Jörg Haupenthal: P. aeruginosa causes various infectious diseases and elastase therefore plays a role in various infected organs, such as the lungs and the eye. Our inhibitors are very potent, have so far not shown any toxicity and reach their target in sufficient quantities. Now, together with experts selected by INCATE, we need to put the finishing touches to the experimental tests. This should not only confirm the effectiveness in vivo, but also create therapeutic conditions that come as close as possible to those in humans. If successful, the first clinical trials will be prepared.
Optimisation of the natural product Chlorotonil (Department MICROBIAL NATURAL PRODUCTS)
Jenni and Andreas, with the funding you have received from the INCATE incubator, you want to develop the natural product class of chlorotonils into an active ingredient against hospital germs. In September, HIPS also acquired additional funding from the BMBF's "GO-Bio initial" initiative - in this project, however, chlorotonils are to be used to treat malaria. How does this fit together?
Jennifer Herrmann: Chlorotonil antibiotics are extremely effective against important hospital pathogens such as vancomycin-resistant enterococci (VRE) and Methicillin-resistant Staphylococcus aureus (MRSA), as well as against the malaria pathogen Plasmodium falciparum. For this reason, we are working on a two-pronged project: on the one hand, we are working on optimising an antibiotic for the treatment of severe bacterial infections, supported by INCATE, and on the other hand, we are aiming to develop an antimalarial drug, which in turn is supported by GO-Bio initial.
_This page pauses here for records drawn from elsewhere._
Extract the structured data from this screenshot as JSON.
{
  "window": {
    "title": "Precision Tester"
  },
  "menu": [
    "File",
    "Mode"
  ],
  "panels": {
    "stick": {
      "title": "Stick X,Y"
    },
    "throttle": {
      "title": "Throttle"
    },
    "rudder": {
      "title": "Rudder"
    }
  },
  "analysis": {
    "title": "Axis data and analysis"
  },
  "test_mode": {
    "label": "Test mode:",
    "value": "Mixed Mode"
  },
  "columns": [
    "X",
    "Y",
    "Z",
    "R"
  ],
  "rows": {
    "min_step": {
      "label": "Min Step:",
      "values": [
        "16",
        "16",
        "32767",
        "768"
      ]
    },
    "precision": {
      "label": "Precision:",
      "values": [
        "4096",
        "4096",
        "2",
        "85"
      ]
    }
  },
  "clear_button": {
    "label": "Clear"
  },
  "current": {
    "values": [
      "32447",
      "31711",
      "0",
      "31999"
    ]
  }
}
As these are fundamentally different indications, different aspects need to be addressed in each case, for example with regard to the infection models in animals. The requirements for the drug itself and its form of administration are also very different. For example, the treatment of malaria should primarily be carried out using tablets, whereas the treatment of severe bacterial infections in hospitals is usually carried out using intravenous administration. However, there are also synergies between the two branches of development, for example in the biotechnological production of the active ingredients, which we can use in both cases.
In addition to excellent antimicrobial activity, chlorotonils also have a novel mode of action. Can you explain why this is so important for new antibiotics?
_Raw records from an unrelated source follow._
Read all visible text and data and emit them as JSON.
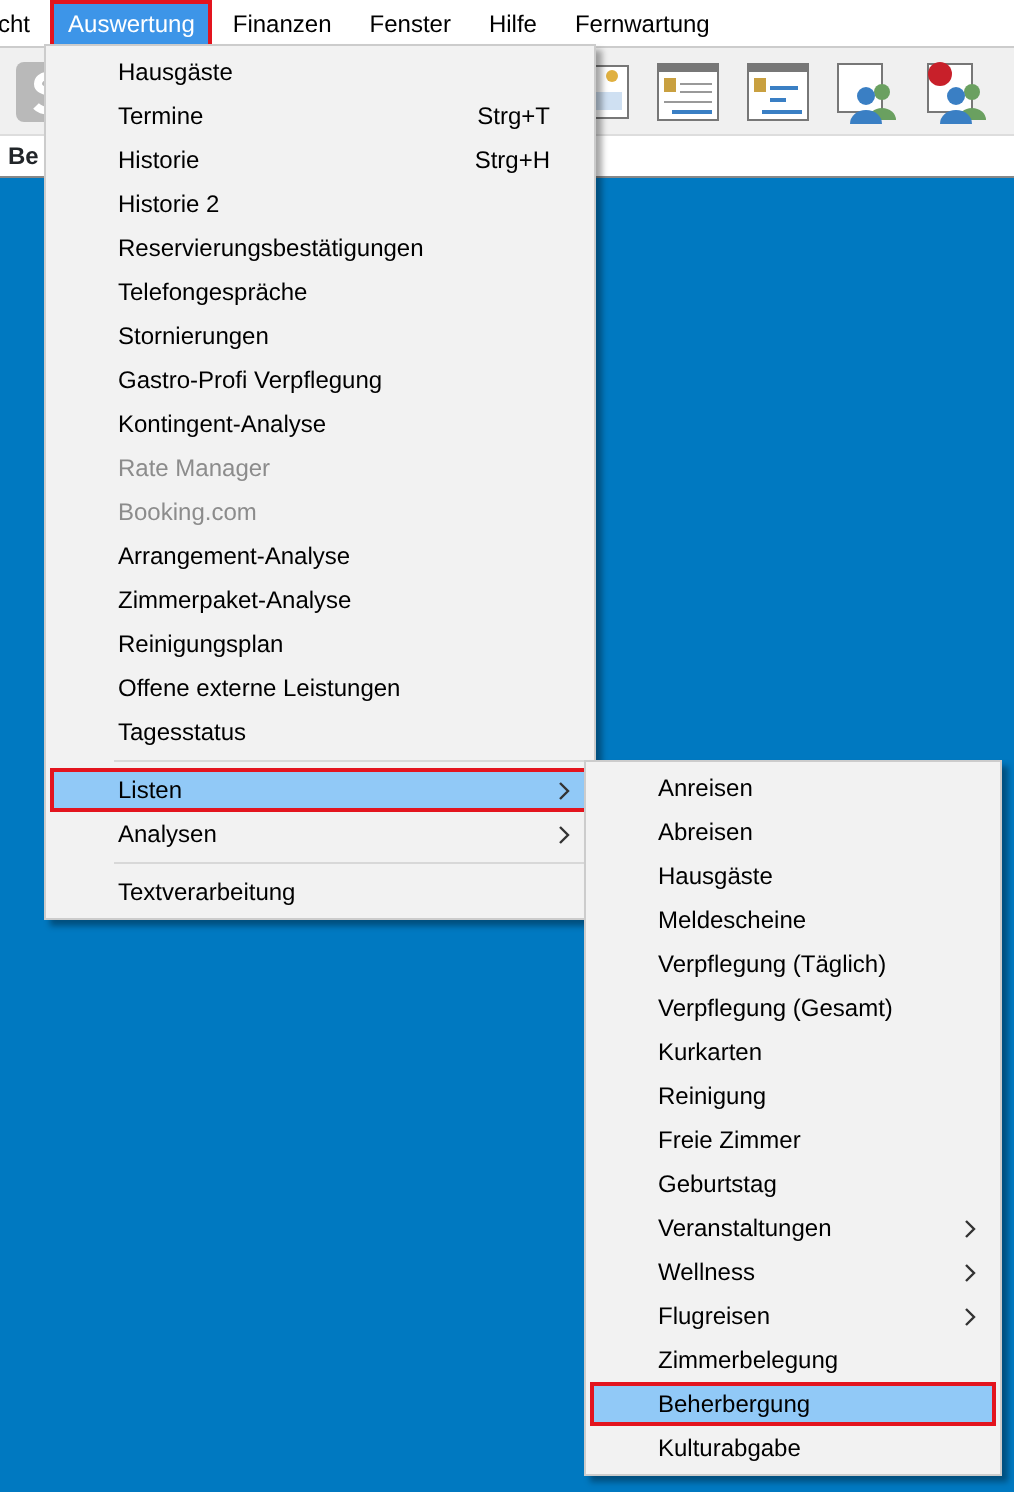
{
  "menu_bar": [
    {
      "label": "cht",
      "selected": false,
      "outlined": false
    },
    {
      "label": "Auswertung",
      "selected": true,
      "outlined": true
    },
    {
      "label": "Finanzen",
      "selected": false,
      "outlined": false
    },
    {
      "label": "Fenster",
      "selected": false,
      "outlined": false
    },
    {
      "label": "Hilfe",
      "selected": false,
      "outlined": false
    },
    {
      "label": "Fernwartung",
      "selected": false,
      "outlined": false
    }
  ],
  "tab_strip": {
    "label": "Be"
  },
  "menu": [
    {
      "kind": "item",
      "label": "Hausgäste",
      "disabled": false,
      "selected": false,
      "outlined": false,
      "submenu": false
    },
    {
      "kind": "item",
      "label": "Termine",
      "shortcut": "Strg+T",
      "disabled": false,
      "selected": false,
      "outlined": false,
      "submenu": false
    },
    {
      "kind": "item",
      "label": "Historie",
      "shortcut": "Strg+H",
      "disabled": false,
      "selected": false,
      "outlined": false,
      "submenu": false
    },
    {
      "kind": "item",
      "label": "Historie 2",
      "disabled": false,
      "selected": false,
      "outlined": false,
      "submenu": false
    },
    {
      "kind": "item",
      "label": "Reservierungsbestätigungen",
      "disabled": false,
      "selected": false,
      "outlined": false,
      "submenu": false
    },
    {
      "kind": "item",
      "label": "Telefongespräche",
      "disabled": false,
      "selected": false,
      "outlined": false,
      "submenu": false
    },
    {
      "kind": "item",
      "label": "Stornierungen",
      "disabled": false,
      "selected": false,
      "outlined": false,
      "submenu": false
    },
    {
      "kind": "item",
      "label": "Gastro-Profi Verpflegung",
      "disabled": false,
      "selected": false,
      "outlined": false,
      "submenu": false
    },
    {
      "kind": "item",
      "label": "Kontingent-Analyse",
      "disabled": false,
      "selected": false,
      "outlined": false,
      "submenu": false
    },
    {
      "kind": "item",
      "label": "Rate Manager",
      "disabled": true,
      "selected": false,
      "outlined": false,
      "submenu": false
    },
    {
      "kind": "item",
      "label": "Booking.com",
      "disabled": true,
      "selected": false,
      "outlined": false,
      "submenu": false
    },
    {
      "kind": "item",
      "label": "Arrangement-Analyse",
      "disabled": false,
      "selected": false,
      "outlined": false,
      "submenu": false
    },
    {
      "kind": "item",
      "label": "Zimmerpaket-Analyse",
      "disabled": false,
      "selected": false,
      "outlined": false,
      "submenu": false
    },
    {
      "kind": "item",
      "label": "Reinigungsplan",
      "disabled": false,
      "selected": false,
      "outlined": false,
      "submenu": false
    },
    {
      "kind": "item",
      "label": "Offene externe Leistungen",
      "disabled": false,
      "selected": false,
      "outlined": false,
      "submenu": false
    },
    {
      "kind": "item",
      "label": "Tagesstatus",
      "disabled": false,
      "selected": false,
      "outlined": false,
      "submenu": false
    },
    {
      "kind": "separator"
    },
    {
      "kind": "item",
      "label": "Listen",
      "disabled": false,
      "selected": true,
      "outlined": true,
      "submenu": true
    },
    {
      "kind": "item",
      "label": "Analysen",
      "disabled": false,
      "selected": false,
      "outlined": false,
      "submenu": true
    },
    {
      "kind": "separator"
    },
    {
      "kind": "item",
      "label": "Textverarbeitung",
      "disabled": false,
      "selected": false,
      "outlined": false,
      "submenu": false
    }
  ],
  "submenu": [
    {
      "kind": "item",
      "label": "Anreisen",
      "selected": false,
      "outlined": false,
      "submenu": false
    },
    {
      "kind": "item",
      "label": "Abreisen",
      "selected": false,
      "outlined": false,
      "submenu": false
    },
    {
      "kind": "item",
      "label": "Hausgäste",
      "selected": false,
      "outlined": false,
      "submenu": false
    },
    {
      "kind": "item",
      "label": "Meldescheine",
      "selected": false,
      "outlined": false,
      "submenu": false
    },
    {
      "kind": "item",
      "label": "Verpflegung (Täglich)",
      "selected": false,
      "outlined": false,
      "submenu": false
    },
    {
      "kind": "item",
      "label": "Verpflegung (Gesamt)",
      "selected": false,
      "outlined": false,
      "submenu": false
    },
    {
      "kind": "item",
      "label": "Kurkarten",
      "selected": false,
      "outlined": false,
      "submenu": false
    },
    {
      "kind": "item",
      "label": "Reinigung",
      "selected": false,
      "outlined": false,
      "submenu": false
    },
    {
      "kind": "item",
      "label": "Freie Zimmer",
      "selected": false,
      "outlined": false,
      "submenu": false
    },
    {
      "kind": "item",
      "label": "Geburtstag",
      "selected": false,
      "outlined": false,
      "submenu": false
    },
    {
      "kind": "item",
      "label": "Veranstaltungen",
      "selected": false,
      "outlined": false,
      "submenu": true
    },
    {
      "kind": "item",
      "label": "Wellness",
      "selected": false,
      "outlined": false,
      "submenu": true
    },
    {
      "kind": "item",
      "label": "Flugreisen",
      "selected": false,
      "outlined": false,
      "submenu": true
    },
    {
      "kind": "item",
      "label": "Zimmerbelegung",
      "selected": false,
      "outlined": false,
      "submenu": false
    },
    {
      "kind": "item",
      "label": "Beherbergung",
      "selected": true,
      "outlined": true,
      "submenu": false
    },
    {
      "kind": "item",
      "label": "Kulturabgabe",
      "selected": false,
      "outlined": false,
      "submenu": false
    }
  ]
}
Andreas Kany: Most new antibiotics that are currently in clinical trials have similar modes of action to antibiotics that are already on the market. This increases the risk that existing resistance mechanisms can be quickly adapted to the new antibiotics. However, our overarching goal is to counteract the increasing spread of antibiotic resistance by developing antibiotics with novel modes of action. In this context, we have so far only observed an extremely low trend towards the development of resistance for the chlorotonil antibiotics under laboratory conditions, which makes this substance class particularly promising.
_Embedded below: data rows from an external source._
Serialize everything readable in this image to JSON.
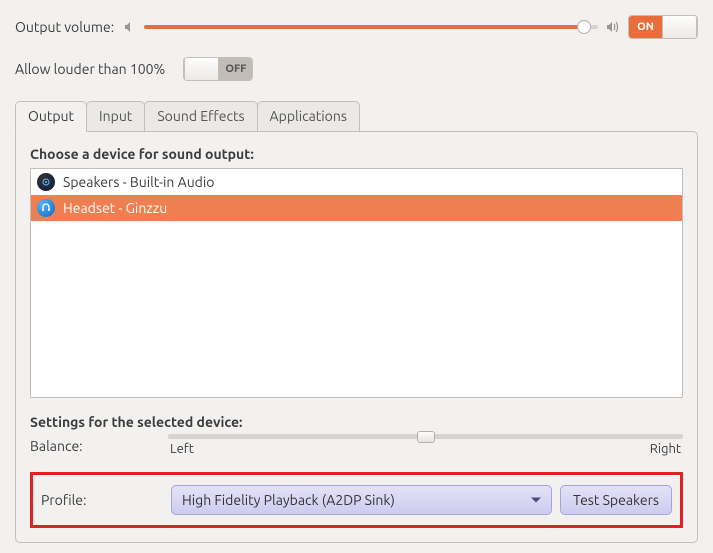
{
  "volume": {
    "label": "Output volume:",
    "percent": 97,
    "switch_on": "ON",
    "switch_off": "OFF",
    "state": "on"
  },
  "louder": {
    "label": "Allow louder than 100%",
    "switch_on": "ON",
    "switch_off": "OFF",
    "state": "off"
  },
  "tabs": {
    "output": "Output",
    "input": "Input",
    "effects": "Sound Effects",
    "apps": "Applications",
    "active": "output"
  },
  "output_panel": {
    "choose_label": "Choose a device for sound output:",
    "devices": [
      {
        "name": "Speakers - Built-in Audio",
        "icon": "builtin",
        "selected": false
      },
      {
        "name": "Headset - Ginzzu",
        "icon": "bt",
        "selected": true
      }
    ],
    "settings_label": "Settings for the selected device:",
    "balance": {
      "label": "Balance:",
      "left": "Left",
      "right": "Right",
      "value": 50
    },
    "profile": {
      "label": "Profile:",
      "selected": "High Fidelity Playback (A2DP Sink)",
      "test_button": "Test Speakers"
    }
  }
}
How far has the development of this substance class progressed so far and what hurdles still need to be overcome before potential commercialization?
Andreas Kany: We are currently on the threshold of so-called lead structure optimization. This means that we have identified a very promising molecule from the chlorotonil class for which we have already been able to confirm its very good efficacy and tolerability in animal models. Further optimizations include, for example, the synthesis of even better derivatives and an in-depth understanding of their pharmacological and safety-relevant properties. Once we overcome these hurdles, we will select a candidate compound for which we will then aim for clinical development.